The rumor mill is spinning tales of a merger between Anheuser-Busch and its bigger rival, Inbev. Join reporter Jeremiah McWilliams and columnist David Nicklaus for a discussion of the beer industry, the possibility of a deal and what it would mean for St. Louis.
Wednesday, May 28, 2008 12:00 PM CDT
Kevin: If there is going to be a merger, wouldn't it make more sense for A-B to acquire In-Bev? While In-Bev is larger, I believe A-B is in better financial condition to make a purchase.
dnicklaus: As I've mentioned earlier, Kevin, it would be tough for A-B to make a run at InBev. The Belgian/Brazilian company has a complicated ownership structure, involving some family trusts. It also would be hugely expensive deal for a company using a weak currency (the dollar) to buy shares that trade in a strong currency (the euro).
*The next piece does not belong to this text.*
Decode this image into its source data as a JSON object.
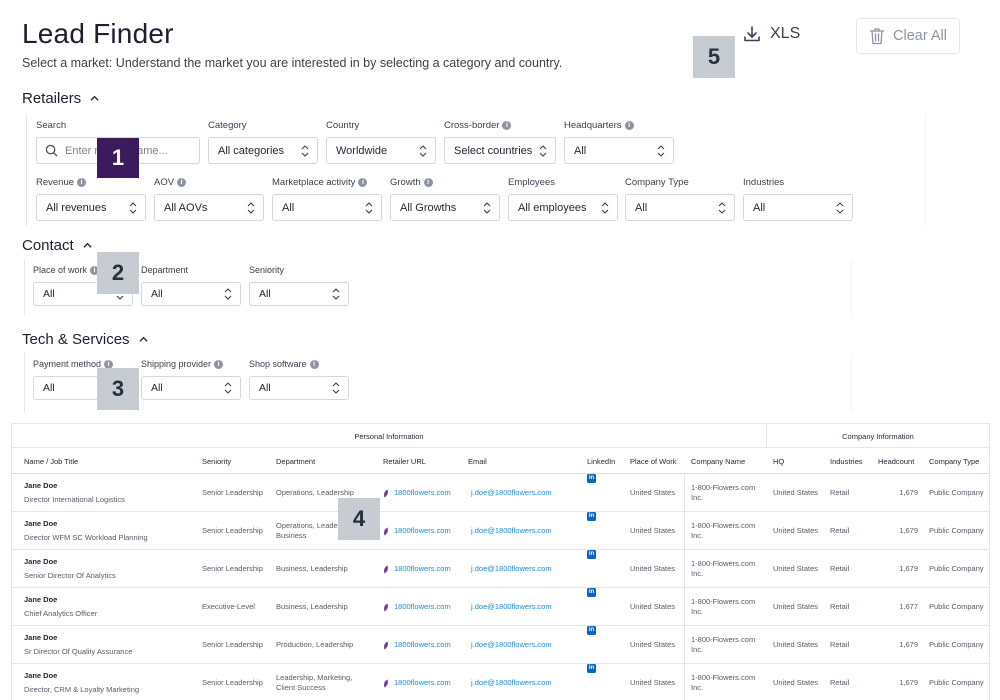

There are a lot of ways to measure financial strength, but InBev is by no means a weakling. Its 12/31 balance sheet shows less long-term debt, and more shareholder equity, than Anheuser-Busch's.
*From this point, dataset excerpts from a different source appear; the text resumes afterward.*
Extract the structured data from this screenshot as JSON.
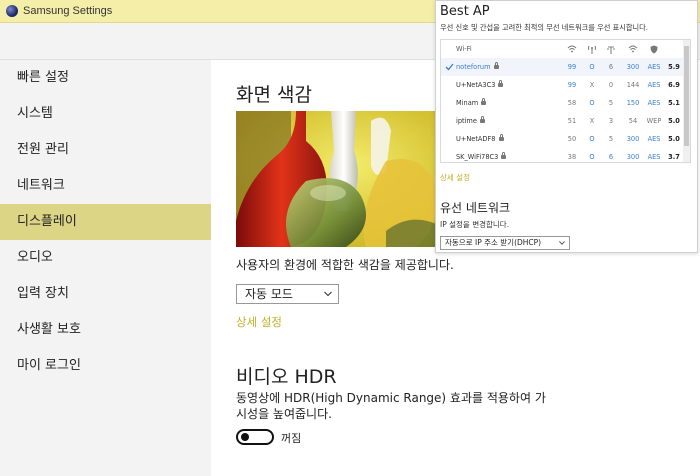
{
  "window": {
    "title": "Samsung Settings"
  },
  "sidebar": {
    "items": [
      {
        "label": "빠른 설정"
      },
      {
        "label": "시스템"
      },
      {
        "label": "전원 관리"
      },
      {
        "label": "네트워크"
      },
      {
        "label": "디스플레이",
        "active": true
      },
      {
        "label": "오디오"
      },
      {
        "label": "입력 장치"
      },
      {
        "label": "사생활 보호"
      },
      {
        "label": "마이 로그인"
      }
    ]
  },
  "display": {
    "color_title": "화면 색감",
    "color_desc": "사용자의 환경에 적합한 색감을 제공합니다.",
    "color_mode": "자동 모드",
    "detail_link": "상세 설정",
    "hdr_title": "비디오 HDR",
    "hdr_desc": "동영상에 HDR(High Dynamic Range) 효과를 적용하여 가시성을 높여줍니다.",
    "hdr_state": "꺼짐"
  },
  "best_ap": {
    "title": "Best AP",
    "subtitle": "우선 신호 및 간섭을 고려한 최적의 무선 네트워크를 우선 표시합니다.",
    "columns": [
      "Wi-Fi",
      "wifi-signal-icon",
      "antenna-icon",
      "interference-icon",
      "speed-wifi-icon",
      "shield-icon"
    ],
    "rows": [
      {
        "name": "noteforum",
        "signal": "99",
        "channel": "O",
        "interference": "6",
        "speed": "300",
        "enc": "AES",
        "score": "5.9",
        "selected": true
      },
      {
        "name": "U+NetA3C3",
        "signal": "99",
        "channel": "X",
        "interference": "0",
        "speed": "144",
        "enc": "AES",
        "score": "6.9"
      },
      {
        "name": "Minam",
        "signal": "58",
        "channel": "O",
        "interference": "5",
        "speed": "150",
        "enc": "AES",
        "score": "5.1"
      },
      {
        "name": "iptime",
        "signal": "51",
        "channel": "X",
        "interference": "3",
        "speed": "54",
        "enc": "WEP",
        "score": "5.0"
      },
      {
        "name": "U+NetADF8",
        "signal": "50",
        "channel": "O",
        "interference": "5",
        "speed": "300",
        "enc": "AES",
        "score": "5.0"
      },
      {
        "name": "SK_WiFi78C3",
        "signal": "38",
        "channel": "O",
        "interference": "6",
        "speed": "300",
        "enc": "AES",
        "score": "3.7"
      }
    ],
    "detail_link": "상세 설정",
    "wired_title": "유선 네트워크",
    "wired_desc": "IP 설정을 변경합니다.",
    "ip_mode": "자동으로 IP 주소 받기(DHCP)"
  },
  "colors": {
    "accent": "#dcd586",
    "titlebar": "#f5eea8",
    "link": "#c2b22b",
    "blue": "#3a7fd0"
  }
}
Carol Dungan: And how will this help St. Louis? And my family, because my Dad worked at A-B retired from A-B in the 70's and now my husband works for A-B
I do not want to see this happen at all
Thanks
dnicklaus: Thanks for your comment, Carol. I'm sure you speak for many other St. Louisans as well.
John Jacobsmeyer: How has Anheuser Busch, more specifically, August Busch 111 & 1V, set themselves up for a position for a hostile takeover? Wouldn't greater ownership of their family's 155 year business been the more appropriate situation? Thanks
Jeremiah McWilliams: John, it's hard to say. The Busch family has actually been able to exercise a massive amount of influence for years, despite not owning a controlling stake. They've built up a lot of credibility as brewers and beer marketers, so shareholders have gone along with the succession without too much of a problem. (It also helps that A-B has bought back a lot of stock and bumped up its dividend to keep shareholders happy).
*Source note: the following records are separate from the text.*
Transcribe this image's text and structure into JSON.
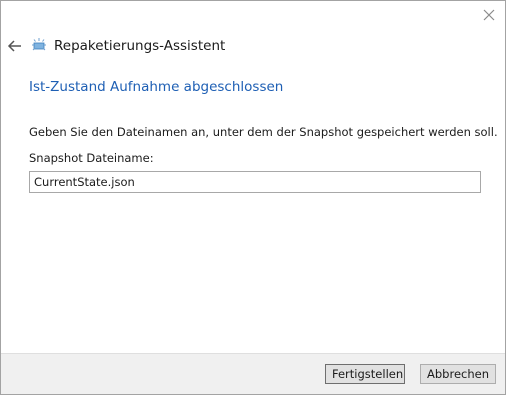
{
  "window": {
    "close_icon": "close-icon",
    "back_icon": "back-arrow-icon",
    "app_icon": "package-icon",
    "title": "Repaketierungs-Assistent"
  },
  "content": {
    "heading": "Ist-Zustand Aufnahme abgeschlossen",
    "description": "Geben Sie den Dateinamen an, unter dem der Snapshot gespeichert werden soll.",
    "field_label": "Snapshot Dateiname:",
    "field_value": "CurrentState.json"
  },
  "footer": {
    "finish_label": "Fertigstellen",
    "cancel_label": "Abbrechen"
  },
  "colors": {
    "heading": "#1e5fb4",
    "footer_bg": "#f0f0f0"
  }
}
So how did we get to this point? A-B sat out on a wave of consolidation that created global beer behemoths like SABMiller and InBev, both of which have passed A-B in size. A-B is very dependent on the U.S. -- to a much greater extent than SABMiller or InBev -- but it has not grown fast here for several years. Executives have acknowledged that the best defense against a takeover is to grow faster, but that's easier said than done. Because of the weak dollar compared to the Euro, InBev has additional heft right now that it could bring to bear on A-B.
The company has also let go of a number of takeover protections, like staggered board elections. I am told that next year, the entire board will be up for re-election. Thus, it's not easy to beat off a generous takeover proposal.